Five Montana sites recommended for National Register inclusion
Five properties across Montana are being nominated for inclusion in the National Register of Historic Properties.
All five nominations were recommended for forwarding by the governor-appointed Montana Historic Preservation Review Board, according to the Montana Historical Society. The volunteer board is part of the State Historic Preservation Office.
The nominations are for sites across Montana, including Billings, Havre, Great Falls, Butte, and a five-mile stretch of highway near Pipestone Pass, between Butte and Whitehall.
Recommendations include:
• A five-mile stretch of scenic highway that used to be part of the Yellowstone Trail in Silver Bow County known as the Harding Way Historic District near Pipestone Pass. With its steep switchbacks and small pull-out areas, it represents the transition from wagons to automobiles in the 1920s and provided a needed link between Butte and Whitehall.
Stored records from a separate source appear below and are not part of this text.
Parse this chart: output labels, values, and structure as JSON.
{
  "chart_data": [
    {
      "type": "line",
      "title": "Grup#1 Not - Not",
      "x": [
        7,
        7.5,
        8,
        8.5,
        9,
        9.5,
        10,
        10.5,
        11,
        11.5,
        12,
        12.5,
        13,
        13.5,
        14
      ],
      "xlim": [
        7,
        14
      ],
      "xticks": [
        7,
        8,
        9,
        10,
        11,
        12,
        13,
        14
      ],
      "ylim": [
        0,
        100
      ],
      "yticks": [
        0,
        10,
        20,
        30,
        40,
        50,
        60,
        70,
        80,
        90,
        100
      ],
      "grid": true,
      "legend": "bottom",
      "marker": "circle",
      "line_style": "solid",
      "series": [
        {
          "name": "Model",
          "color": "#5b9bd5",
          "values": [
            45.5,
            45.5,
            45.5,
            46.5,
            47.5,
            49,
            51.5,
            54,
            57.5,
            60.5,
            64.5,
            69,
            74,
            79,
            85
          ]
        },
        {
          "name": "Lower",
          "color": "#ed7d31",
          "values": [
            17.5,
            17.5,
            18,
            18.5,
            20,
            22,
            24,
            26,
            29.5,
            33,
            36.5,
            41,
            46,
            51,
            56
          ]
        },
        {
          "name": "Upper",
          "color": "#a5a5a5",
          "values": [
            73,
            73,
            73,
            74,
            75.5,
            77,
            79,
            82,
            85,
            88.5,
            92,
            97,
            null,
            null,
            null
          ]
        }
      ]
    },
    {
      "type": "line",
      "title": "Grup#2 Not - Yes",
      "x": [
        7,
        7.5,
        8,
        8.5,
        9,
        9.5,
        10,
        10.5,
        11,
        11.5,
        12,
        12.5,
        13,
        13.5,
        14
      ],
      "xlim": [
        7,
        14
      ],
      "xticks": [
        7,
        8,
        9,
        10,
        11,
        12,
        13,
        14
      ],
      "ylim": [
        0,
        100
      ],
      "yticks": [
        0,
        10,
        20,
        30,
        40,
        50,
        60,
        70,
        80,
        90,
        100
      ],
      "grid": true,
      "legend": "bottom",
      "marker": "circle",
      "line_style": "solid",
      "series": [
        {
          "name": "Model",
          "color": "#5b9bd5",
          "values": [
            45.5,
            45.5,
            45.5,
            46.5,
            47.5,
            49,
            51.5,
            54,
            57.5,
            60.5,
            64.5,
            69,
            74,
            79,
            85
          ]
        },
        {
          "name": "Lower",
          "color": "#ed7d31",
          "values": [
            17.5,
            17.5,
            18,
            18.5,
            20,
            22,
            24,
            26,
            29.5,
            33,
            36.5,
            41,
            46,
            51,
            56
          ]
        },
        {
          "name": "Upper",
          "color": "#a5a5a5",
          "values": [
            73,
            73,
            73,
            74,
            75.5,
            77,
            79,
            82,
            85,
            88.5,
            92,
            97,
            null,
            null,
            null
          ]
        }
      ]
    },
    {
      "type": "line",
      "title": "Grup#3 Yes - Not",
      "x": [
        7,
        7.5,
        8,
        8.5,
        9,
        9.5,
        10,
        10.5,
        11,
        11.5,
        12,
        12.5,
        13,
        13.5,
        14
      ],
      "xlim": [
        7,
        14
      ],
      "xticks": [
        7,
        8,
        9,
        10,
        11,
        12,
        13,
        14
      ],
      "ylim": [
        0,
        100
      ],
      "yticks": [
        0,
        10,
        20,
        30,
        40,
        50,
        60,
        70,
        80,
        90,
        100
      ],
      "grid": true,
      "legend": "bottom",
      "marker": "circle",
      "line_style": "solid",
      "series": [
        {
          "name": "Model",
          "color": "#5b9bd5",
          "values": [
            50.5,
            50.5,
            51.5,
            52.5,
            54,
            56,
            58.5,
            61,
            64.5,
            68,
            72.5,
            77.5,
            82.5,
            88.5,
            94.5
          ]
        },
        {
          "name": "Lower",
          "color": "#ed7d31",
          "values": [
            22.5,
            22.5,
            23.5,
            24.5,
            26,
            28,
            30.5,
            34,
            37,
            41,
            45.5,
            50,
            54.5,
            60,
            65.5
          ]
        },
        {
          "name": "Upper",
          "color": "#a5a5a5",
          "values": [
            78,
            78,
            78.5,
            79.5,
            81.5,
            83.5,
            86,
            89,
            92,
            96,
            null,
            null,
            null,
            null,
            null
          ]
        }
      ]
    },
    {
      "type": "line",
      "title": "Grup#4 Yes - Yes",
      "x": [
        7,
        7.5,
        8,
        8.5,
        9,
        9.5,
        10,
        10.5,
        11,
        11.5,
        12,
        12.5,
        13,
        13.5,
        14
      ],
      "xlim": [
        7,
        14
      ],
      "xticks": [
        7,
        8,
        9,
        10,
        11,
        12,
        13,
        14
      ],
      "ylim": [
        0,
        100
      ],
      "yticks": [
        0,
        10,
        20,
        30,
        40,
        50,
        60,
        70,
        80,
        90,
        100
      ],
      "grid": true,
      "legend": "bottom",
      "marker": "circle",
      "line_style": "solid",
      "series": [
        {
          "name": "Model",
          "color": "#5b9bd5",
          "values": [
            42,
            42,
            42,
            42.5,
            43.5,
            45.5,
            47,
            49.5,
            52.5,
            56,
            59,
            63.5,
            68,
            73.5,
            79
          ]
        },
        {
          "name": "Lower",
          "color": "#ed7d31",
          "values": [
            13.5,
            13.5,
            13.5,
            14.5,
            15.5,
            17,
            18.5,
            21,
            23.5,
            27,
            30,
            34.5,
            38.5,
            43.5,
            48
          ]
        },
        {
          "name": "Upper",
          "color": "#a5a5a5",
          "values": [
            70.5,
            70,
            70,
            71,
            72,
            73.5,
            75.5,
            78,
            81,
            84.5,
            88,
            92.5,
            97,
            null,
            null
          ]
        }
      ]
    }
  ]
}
• A long-term Queen Anne-style duplex rental not included in the original Butte-Anaconda Historic District due to a documentation error. Built around 1895, the handsome Victorian building was home to a wide variety of Butte’s population, some staying for several decades.
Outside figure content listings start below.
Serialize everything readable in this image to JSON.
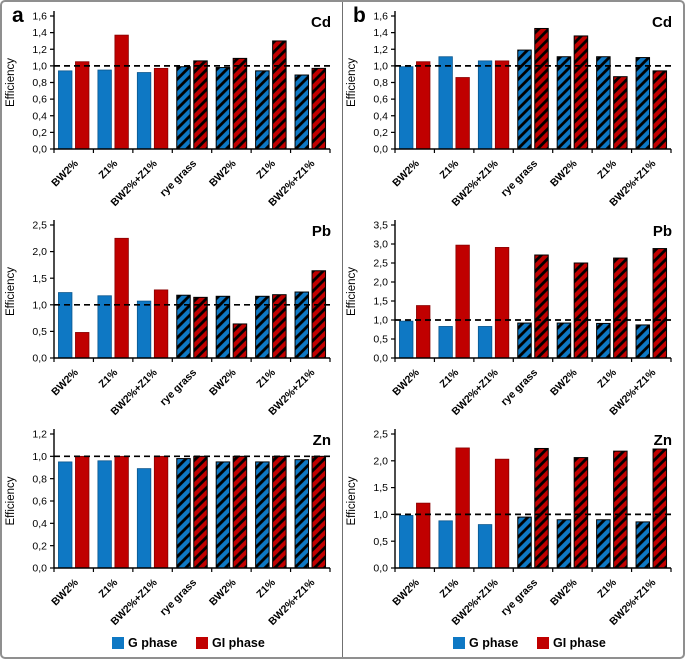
{
  "figure": {
    "background": "#ffffff",
    "border_color": "#8f8f8f",
    "divider_color": "#707070"
  },
  "panels": [
    {
      "label": "a"
    },
    {
      "label": "b"
    }
  ],
  "colors": {
    "g_phase": "#0e78c4",
    "gi_phase": "#c00000",
    "hatch": "#000000",
    "reference_line": "#000000"
  },
  "legend": {
    "g_label": "G phase",
    "gi_label": "GI phase",
    "position": "bottom-center"
  },
  "chart_data": [
    {
      "type": "bar",
      "panel": "a",
      "title": "Cd",
      "ylabel": "Efficiency",
      "ylim": [
        0,
        1.6
      ],
      "yticks": [
        0,
        0.2,
        0.4,
        0.6,
        0.8,
        1.0,
        1.2,
        1.4,
        1.6
      ],
      "ytick_labels": [
        "0,0",
        "0,2",
        "0,4",
        "0,6",
        "0,8",
        "1,0",
        "1,2",
        "1,4",
        "1,6"
      ],
      "ref_line": 1.0,
      "grid": false,
      "categories": [
        "BW2%",
        "Z1%",
        "BW2%+Z1%",
        "rye grass",
        "BW2%",
        "Z1%",
        "BW2%+Z1%"
      ],
      "hatched_from_category_index": 3,
      "series": [
        {
          "name": "G phase",
          "color": "#0e78c4",
          "values": [
            0.94,
            0.95,
            0.92,
            0.99,
            0.98,
            0.94,
            0.89
          ]
        },
        {
          "name": "GI phase",
          "color": "#c00000",
          "values": [
            1.05,
            1.37,
            0.97,
            1.06,
            1.09,
            1.3,
            0.97
          ]
        }
      ],
      "legend_visible": false
    },
    {
      "type": "bar",
      "panel": "b",
      "title": "Cd",
      "ylabel": "Efficiency",
      "ylim": [
        0,
        1.6
      ],
      "yticks": [
        0,
        0.2,
        0.4,
        0.6,
        0.8,
        1.0,
        1.2,
        1.4,
        1.6
      ],
      "ytick_labels": [
        "0,0",
        "0,2",
        "0,4",
        "0,6",
        "0,8",
        "1,0",
        "1,2",
        "1,4",
        "1,6"
      ],
      "ref_line": 1.0,
      "grid": false,
      "categories": [
        "BW2%",
        "Z1%",
        "BW2%+Z1%",
        "rye grass",
        "BW2%",
        "Z1%",
        "BW2%+Z1%"
      ],
      "hatched_from_category_index": 3,
      "series": [
        {
          "name": "G phase",
          "color": "#0e78c4",
          "values": [
            0.99,
            1.11,
            1.06,
            1.19,
            1.11,
            1.11,
            1.1
          ]
        },
        {
          "name": "GI phase",
          "color": "#c00000",
          "values": [
            1.05,
            0.86,
            1.06,
            1.45,
            1.36,
            0.87,
            0.94
          ]
        }
      ],
      "legend_visible": false
    },
    {
      "type": "bar",
      "panel": "a",
      "title": "Pb",
      "ylabel": "Efficiency",
      "ylim": [
        0,
        2.5
      ],
      "yticks": [
        0,
        0.5,
        1.0,
        1.5,
        2.0,
        2.5
      ],
      "ytick_labels": [
        "0,0",
        "0,5",
        "1,0",
        "1,5",
        "2,0",
        "2,5"
      ],
      "ref_line": 1.0,
      "grid": false,
      "categories": [
        "BW2%",
        "Z1%",
        "BW2%+Z1%",
        "rye grass",
        "BW2%",
        "Z1%",
        "BW2%+Z1%"
      ],
      "hatched_from_category_index": 3,
      "series": [
        {
          "name": "G phase",
          "color": "#0e78c4",
          "values": [
            1.23,
            1.17,
            1.07,
            1.18,
            1.16,
            1.16,
            1.24
          ]
        },
        {
          "name": "GI phase",
          "color": "#c00000",
          "values": [
            0.48,
            2.25,
            1.28,
            1.14,
            0.64,
            1.19,
            1.64
          ]
        }
      ],
      "legend_visible": false
    },
    {
      "type": "bar",
      "panel": "b",
      "title": "Pb",
      "ylabel": "Efficiency",
      "ylim": [
        0,
        3.5
      ],
      "yticks": [
        0,
        0.5,
        1.0,
        1.5,
        2.0,
        2.5,
        3.0,
        3.5
      ],
      "ytick_labels": [
        "0,0",
        "0,5",
        "1,0",
        "1,5",
        "2,0",
        "2,5",
        "3,0",
        "3,5"
      ],
      "ref_line": 1.0,
      "grid": false,
      "categories": [
        "BW2%",
        "Z1%",
        "BW2%+Z1%",
        "rye grass",
        "BW2%",
        "Z1%",
        "BW2%+Z1%"
      ],
      "hatched_from_category_index": 3,
      "series": [
        {
          "name": "G phase",
          "color": "#0e78c4",
          "values": [
            0.97,
            0.83,
            0.83,
            0.92,
            0.92,
            0.91,
            0.87
          ]
        },
        {
          "name": "GI phase",
          "color": "#c00000",
          "values": [
            1.38,
            2.97,
            2.91,
            2.71,
            2.5,
            2.63,
            2.88
          ]
        }
      ],
      "legend_visible": false
    },
    {
      "type": "bar",
      "panel": "a",
      "title": "Zn",
      "ylabel": "Efficiency",
      "ylim": [
        0,
        1.2
      ],
      "yticks": [
        0,
        0.2,
        0.4,
        0.6,
        0.8,
        1.0,
        1.2
      ],
      "ytick_labels": [
        "0,0",
        "0,2",
        "0,4",
        "0,6",
        "0,8",
        "1,0",
        "1,2"
      ],
      "ref_line": 1.0,
      "grid": false,
      "categories": [
        "BW2%",
        "Z1%",
        "BW2%+Z1%",
        "rye grass",
        "BW2%",
        "Z1%",
        "BW2%+Z1%"
      ],
      "hatched_from_category_index": 3,
      "series": [
        {
          "name": "G phase",
          "color": "#0e78c4",
          "values": [
            0.95,
            0.96,
            0.89,
            0.98,
            0.95,
            0.95,
            0.97
          ]
        },
        {
          "name": "GI phase",
          "color": "#c00000",
          "values": [
            1.0,
            1.0,
            1.0,
            1.0,
            1.0,
            1.0,
            1.0
          ]
        }
      ],
      "legend_visible": true
    },
    {
      "type": "bar",
      "panel": "b",
      "title": "Zn",
      "ylabel": "Efficiency",
      "ylim": [
        0,
        2.5
      ],
      "yticks": [
        0,
        0.5,
        1.0,
        1.5,
        2.0,
        2.5
      ],
      "ytick_labels": [
        "0,0",
        "0,5",
        "1,0",
        "1,5",
        "2,0",
        "2,5"
      ],
      "ref_line": 1.0,
      "grid": false,
      "categories": [
        "BW2%",
        "Z1%",
        "BW2%+Z1%",
        "rye grass",
        "BW2%",
        "Z1%",
        "BW2%+Z1%"
      ],
      "hatched_from_category_index": 3,
      "series": [
        {
          "name": "G phase",
          "color": "#0e78c4",
          "values": [
            0.98,
            0.88,
            0.81,
            0.95,
            0.9,
            0.9,
            0.86
          ]
        },
        {
          "name": "GI phase",
          "color": "#c00000",
          "values": [
            1.21,
            2.24,
            2.03,
            2.23,
            2.06,
            2.18,
            2.22
          ]
        }
      ],
      "legend_visible": true
    }
  ]
}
• The century-old Crystal Ice & Fuel Company Building in downtown Billings, which historically supplied fire (coal) and ice to area residents and businesses. Even with recent renovations, the building is a throwback to the days of charitable coal donations to the poor; threats of Teamster strikes; and offers of free ice to Spanish Flu victims. The building also hosted a number of different businesses since its original use by the Crystal Ice & Fuel Company.
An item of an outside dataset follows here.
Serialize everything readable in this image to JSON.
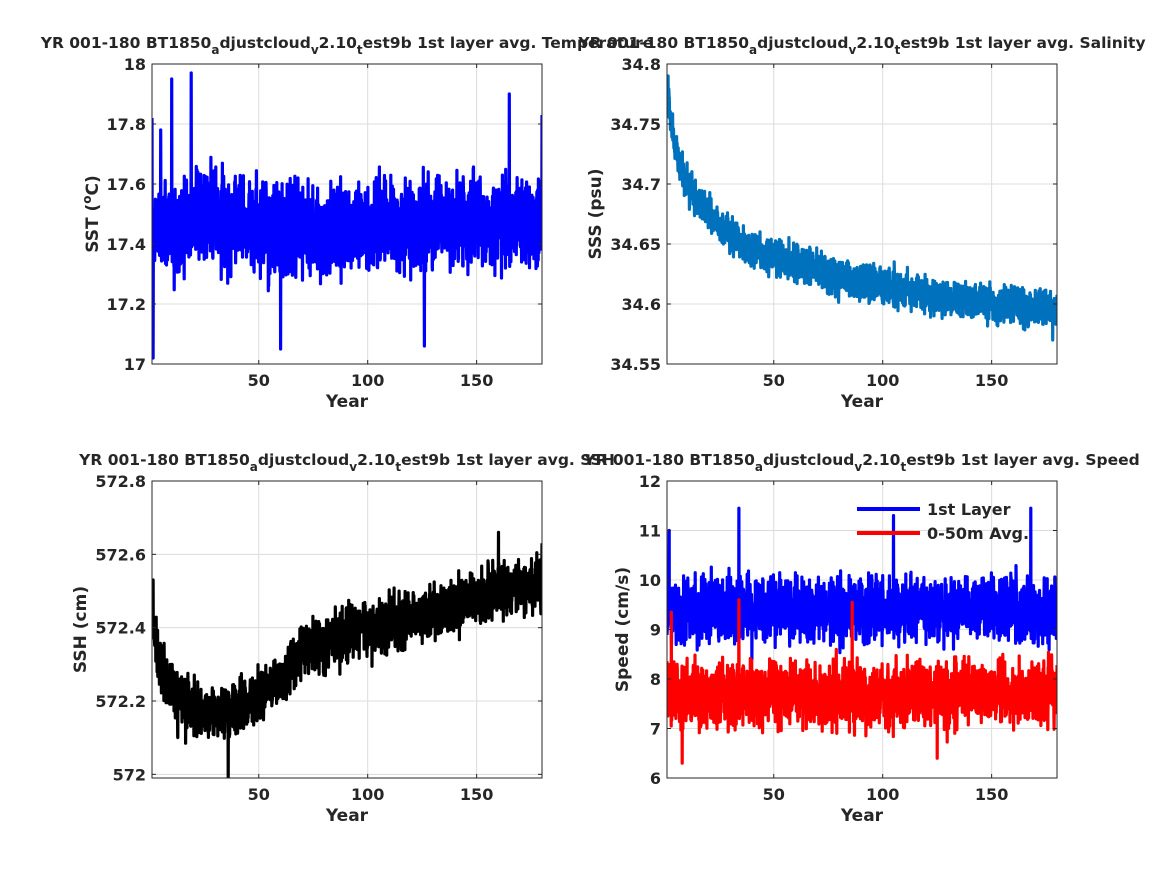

• The Northern Montana College Girls Residence Hall on the Montana State University-Northern Campus in Havre. The construction of the building showed the college’s serious intent to provide quality higher education along Montana’s northern tier. It stands as an example of the Depression-era Public Works Administration program and was designed by prominent Havre architect Frank Bossuot.
• The colorful, sometimes notorious three-story Baatz Block, housed a former tavern/cabaret, hotel and apartments. Built in 1913 for $40,000, the structure is one block south of the Great Falls Central Business Historic District. Not long after the completion of the Baatz Block, several businesses, predominantly the hotel and bar, garnered law enforcement attention for liquor violations and solicitation, a trend that dogged the businesses and some residents of the building for years, according to the nomination. Within months of the building’s opening, the Great Falls Tribune reported the arrest of three gentlemen in a gambling raid in the Baatz Saloon.